Two women happened to be passing behind me at that moment, and one of them rolled her eyes at the other.

"Why do people let their kids scream like animals?" she muttered.

I couldn’t help it. I had to say something.

I turned to her with a big bright smile. "That animal," I said, "is DEAF. He’s doing the best he can."

Her face blanched, and she choked out an apology as she hastened past, hurrying far, far away from the poisonously sweet mother of the screeching animal. I’m pretty sure she hid in the back of the store until I left. Poor thing; she had a long wait, for the line was long.

Heh.

Okay, so maybe it was a cheap shot. In truth, his shriekiness probably has more to do with his being a high-strung three-year-old than his being hearing impaired. And yes, he’s only partly deaf. Medium deaf, if you will. Not all the way deaf.

I just get tired, sometimes, of how intolerant our culture seems to be of little children. I feel like I’m always shushing my brood, reining in their high spirits. I love to take them places, love piling in the car for another adventure in nature or art or history, but there can be so much tension in the role of the mom who is on don’t-annoy-anyone alert.

They are obedient and pleasant children. We get plenty of smiles and compliments when we’re out and about. We also get lots of stares, and sometimes frowns. If you’re walking behind us on a narrow path, we’ll try to get out of your way because I know we can be painfully slow to be trapped behind, but I can’t always pull it off. My stroller wheels stick, and I’m preoccupied with keeping Beanie from walking every wall like a tightrope and Rilla from picking my pocket from her perch in the sling.
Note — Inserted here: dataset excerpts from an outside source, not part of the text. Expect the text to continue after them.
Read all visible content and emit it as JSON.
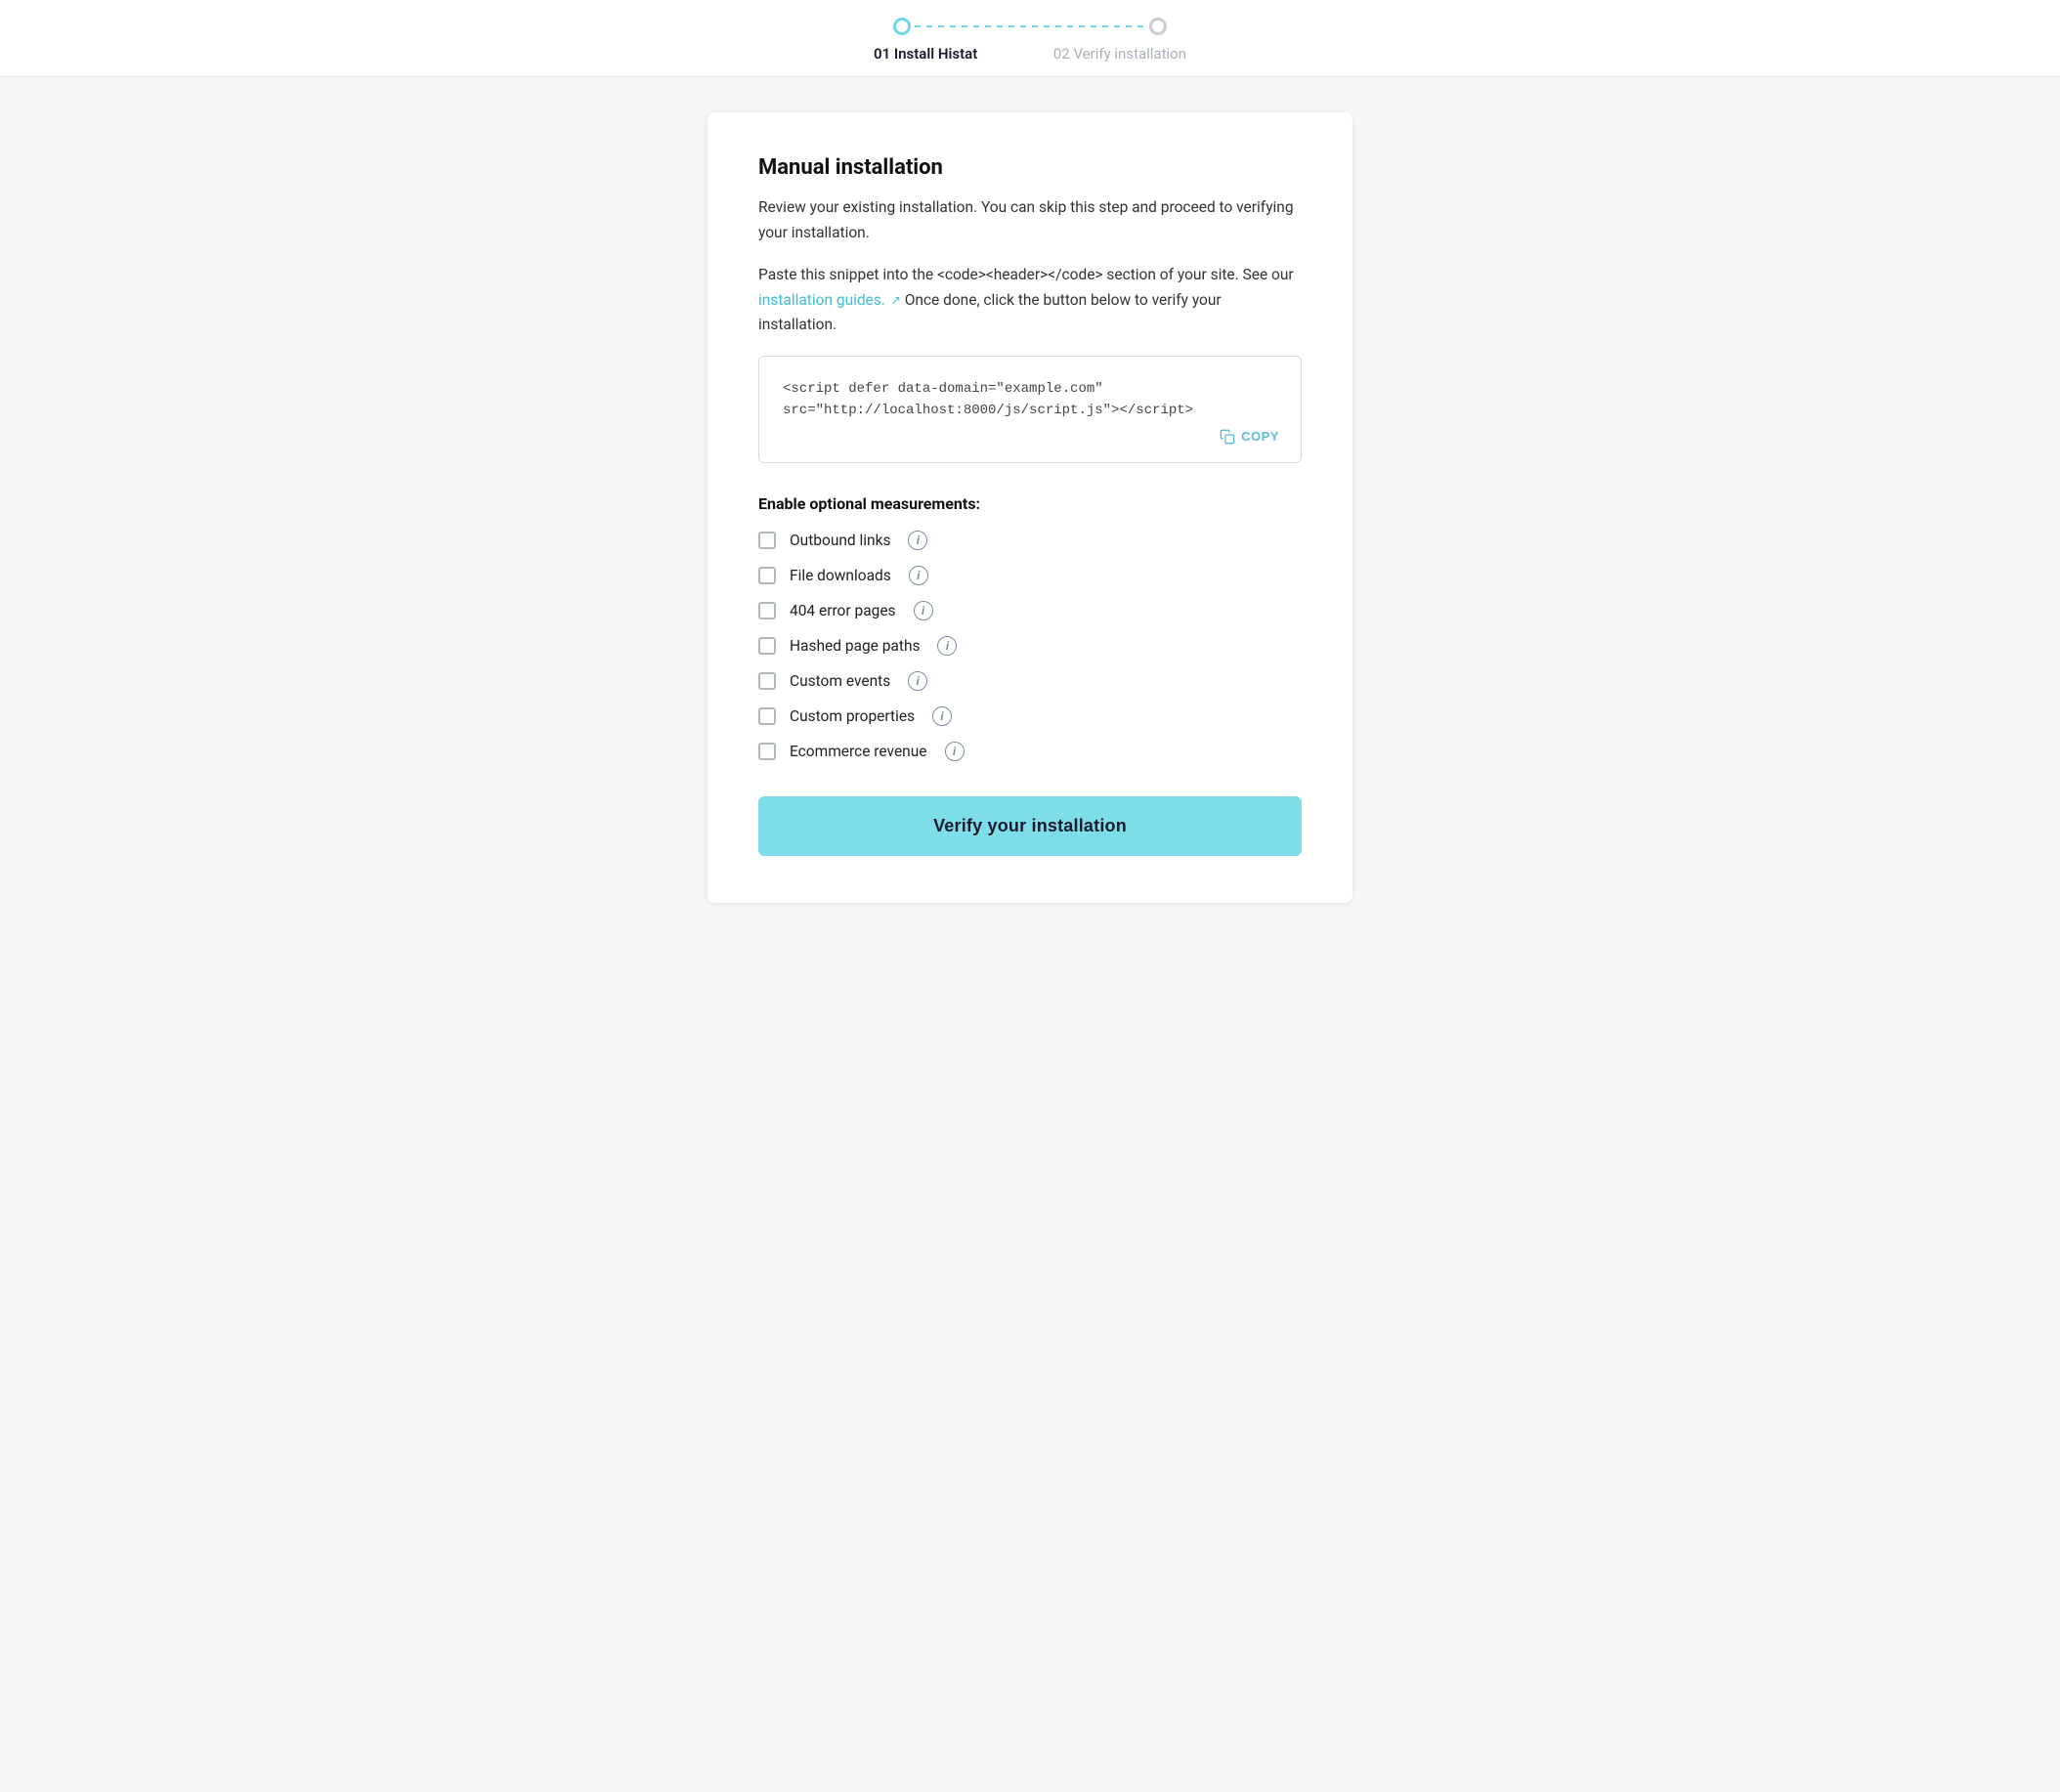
{
  "stepper": {
    "step1_label": "01 Install Histat",
    "step2_label": "02 Verify installation"
  },
  "card": {
    "title": "Manual installation",
    "description1": "Review your existing installation. You can skip this step and proceed to verifying your installation.",
    "description2_pre": "Paste this snippet into the <code><header></code> section of your site. See our ",
    "description2_link": "installation guides.",
    "description2_post": " Once done, click the button below to verify your installation.",
    "code_snippet": "<script defer data-domain=\"example.com\"\nsrc=\"http://localhost:8000/js/script.js\"></script>",
    "copy_label": "COPY",
    "measurements_title": "Enable optional measurements:",
    "checkboxes": [
      {
        "id": "outbound",
        "label": "Outbound links",
        "checked": false
      },
      {
        "id": "file_downloads",
        "label": "File downloads",
        "checked": false
      },
      {
        "id": "error_pages",
        "label": "404 error pages",
        "checked": false
      },
      {
        "id": "hashed_paths",
        "label": "Hashed page paths",
        "checked": false
      },
      {
        "id": "custom_events",
        "label": "Custom events",
        "checked": false
      },
      {
        "id": "custom_props",
        "label": "Custom properties",
        "checked": false
      },
      {
        "id": "ecommerce",
        "label": "Ecommerce revenue",
        "checked": false
      }
    ],
    "verify_button": "Verify your installation"
  }
}
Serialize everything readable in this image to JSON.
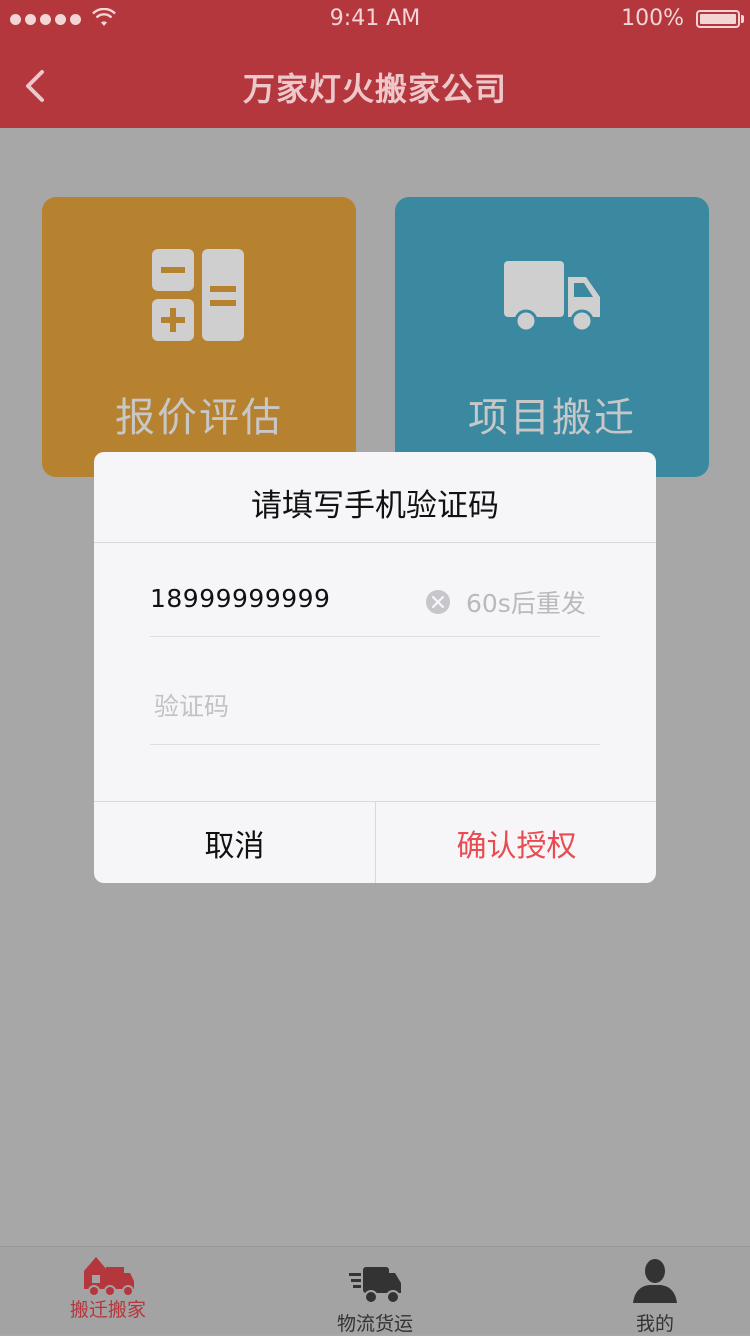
{
  "status_bar": {
    "time": "9:41 AM",
    "battery": "100%"
  },
  "nav": {
    "title": "万家灯火搬家公司"
  },
  "cards": [
    {
      "label": "报价评估",
      "icon": "calculator-icon",
      "color": "#b6822f"
    },
    {
      "label": "项目搬迁",
      "icon": "truck-icon",
      "color": "#3a89a1"
    }
  ],
  "dialog": {
    "title": "请填写手机验证码",
    "phone": "18999999999",
    "resend": "60s后重发",
    "code_placeholder": "验证码",
    "cancel": "取消",
    "confirm": "确认授权",
    "confirm_color": "#e84b52"
  },
  "tabs": [
    {
      "label": "搬迁搬家",
      "icon": "moving-house-icon",
      "active": true
    },
    {
      "label": "物流货运",
      "icon": "delivery-truck-icon",
      "active": false
    },
    {
      "label": "我的",
      "icon": "user-icon",
      "active": false
    }
  ],
  "colors": {
    "primary": "#b4373d",
    "overlay": "#a7a7a7"
  }
}
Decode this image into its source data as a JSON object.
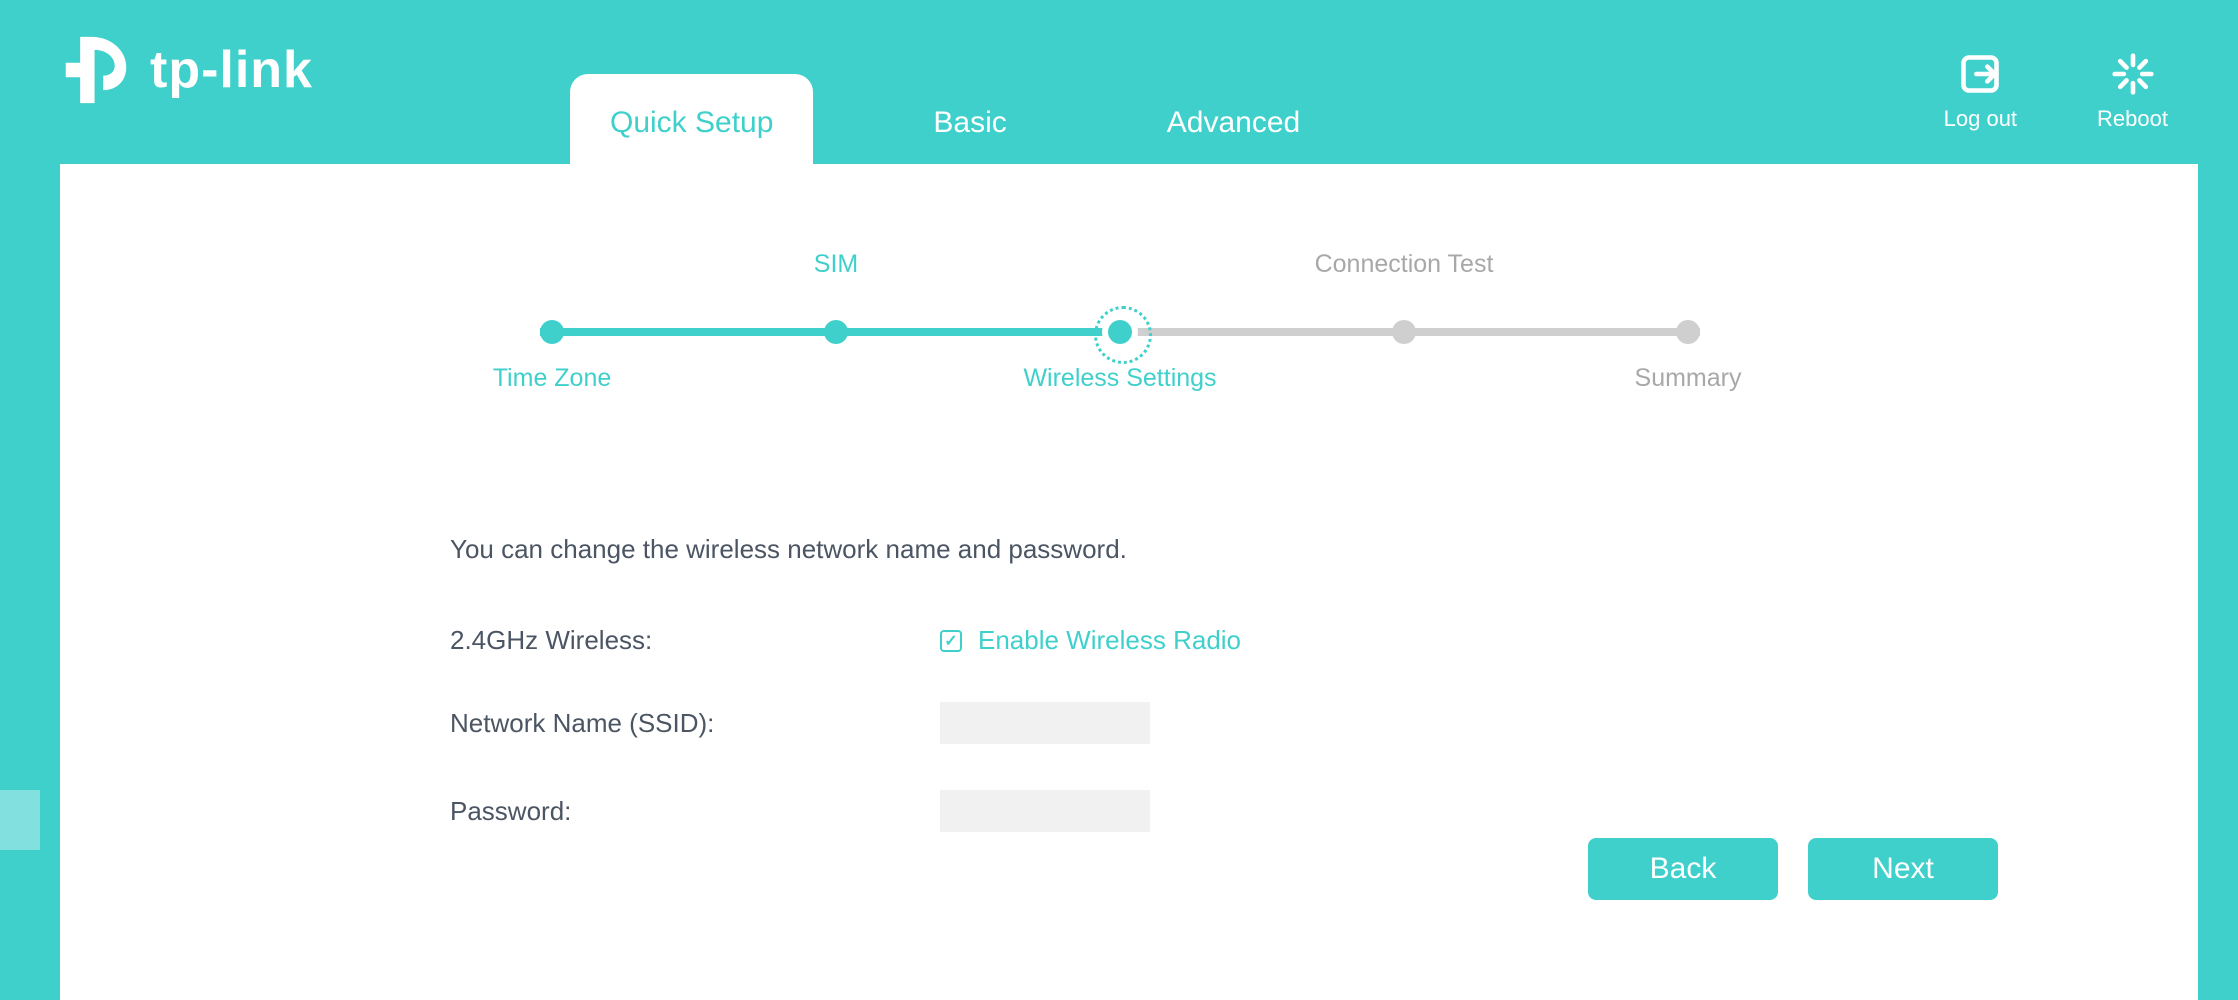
{
  "brand": {
    "name": "tp-link"
  },
  "tabs": {
    "quick_setup": "Quick Setup",
    "basic": "Basic",
    "advanced": "Advanced"
  },
  "header_actions": {
    "logout": "Log out",
    "reboot": "Reboot"
  },
  "stepper": {
    "time_zone": "Time Zone",
    "sim": "SIM",
    "wireless_settings": "Wireless Settings",
    "connection_test": "Connection Test",
    "summary": "Summary"
  },
  "form": {
    "intro": "You can change the wireless network name and password.",
    "wireless_24_label": "2.4GHz Wireless:",
    "enable_wireless_label": "Enable Wireless Radio",
    "enable_wireless_checked": true,
    "ssid_label": "Network Name (SSID):",
    "ssid_value": "",
    "password_label": "Password:",
    "password_value": ""
  },
  "buttons": {
    "back": "Back",
    "next": "Next"
  },
  "colors": {
    "accent": "#40D0CC"
  }
}
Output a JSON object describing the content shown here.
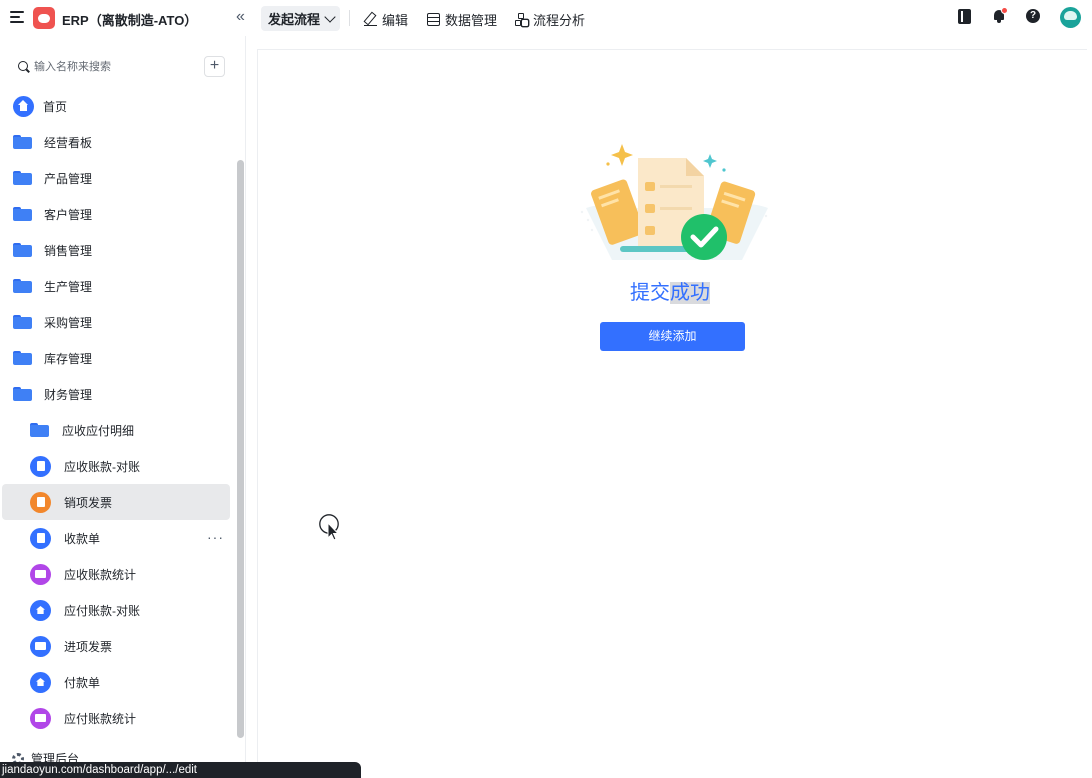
{
  "header": {
    "app_title": "ERP（离散制造-ATO）",
    "collapse_glyph": "«",
    "start_flow_label": "发起流程",
    "edit_label": "编辑",
    "data_manage_label": "数据管理",
    "flow_analysis_label": "流程分析",
    "help_glyph": "?",
    "icons": [
      "menu-icon",
      "app-logo-icon",
      "collapse-icon",
      "chevron-down-icon",
      "edit-icon",
      "table-icon",
      "flow-icon",
      "book-icon",
      "bell-icon",
      "help-icon",
      "avatar"
    ],
    "notification_dot_color": "#f54a45"
  },
  "sidebar": {
    "search_placeholder": "输入名称来搜索",
    "add_glyph": "+",
    "items": [
      {
        "label": "首页",
        "icon": "home-icon"
      },
      {
        "label": "经营看板",
        "icon": "folder-icon"
      },
      {
        "label": "产品管理",
        "icon": "folder-icon"
      },
      {
        "label": "客户管理",
        "icon": "folder-icon"
      },
      {
        "label": "销售管理",
        "icon": "folder-icon"
      },
      {
        "label": "生产管理",
        "icon": "folder-icon"
      },
      {
        "label": "采购管理",
        "icon": "folder-icon"
      },
      {
        "label": "库存管理",
        "icon": "folder-icon"
      },
      {
        "label": "财务管理",
        "icon": "folder-open-icon"
      }
    ],
    "sub_items": [
      {
        "label": "应收应付明细",
        "icon": "folder-icon"
      },
      {
        "label": "应收账款-对账",
        "icon": "document-icon"
      },
      {
        "label": "销项发票",
        "icon": "invoice-icon",
        "active": true
      },
      {
        "label": "收款单",
        "icon": "document-icon"
      },
      {
        "label": "应收账款统计",
        "icon": "chart-icon"
      },
      {
        "label": "应付账款-对账",
        "icon": "house-icon"
      },
      {
        "label": "进项发票",
        "icon": "card-icon"
      },
      {
        "label": "付款单",
        "icon": "house-icon"
      },
      {
        "label": "应付账款统计",
        "icon": "chart-icon"
      }
    ],
    "more_glyph": "···",
    "footer_label": "管理后台"
  },
  "main": {
    "success_text_part1": "提交",
    "success_text_part2": "成功",
    "continue_button": "继续添加"
  },
  "status_bar": {
    "url": "jiandaoyun.com/dashboard/app/.../edit"
  },
  "colors": {
    "accent": "#3370ff",
    "logo_red": "#ef5350",
    "success_green": "#20c06a",
    "active_item_bg": "#e8e9eb"
  }
}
And whoops, there goes Wonderboy’s sippy cup under the stroller. And Jane wants me to look at a new species of butterfly she just spotted. And Rose requires a detailed explanation of exactly why we couldn’t buy the $60 framed print we fell in love with in the store.

Bright, happy, eager, reasonably polite. Doesn’t that balance sometimes inconvenient and occasionally noisy?

Of course I know it does. I’m not really angry about what that woman said. "Like animals" stung a bit, perhaps, but I know words like that cannot have been uttered by anyone who has walked ten steps in my shoes. And I don’t know what her own shoes feel like. Perhaps she has bunions.

She certainly does not have my screeching, high-strung, hard-of-hearing animal, who sees me taking off his baby sister’s clothes at bedtime and trots off down the hall to fetch her pajamas, unasked, chuckling with the joy of the task, and delivers them with a kiss for the baby and another for me. She does not have those skinny arms around her neck, that gaptoothed grin, those busy little fingers flashing and twisting to shape words in accompaniment to that funny, nasal, charming, tuneless singing.

One woman’s animal, another woman’s heart.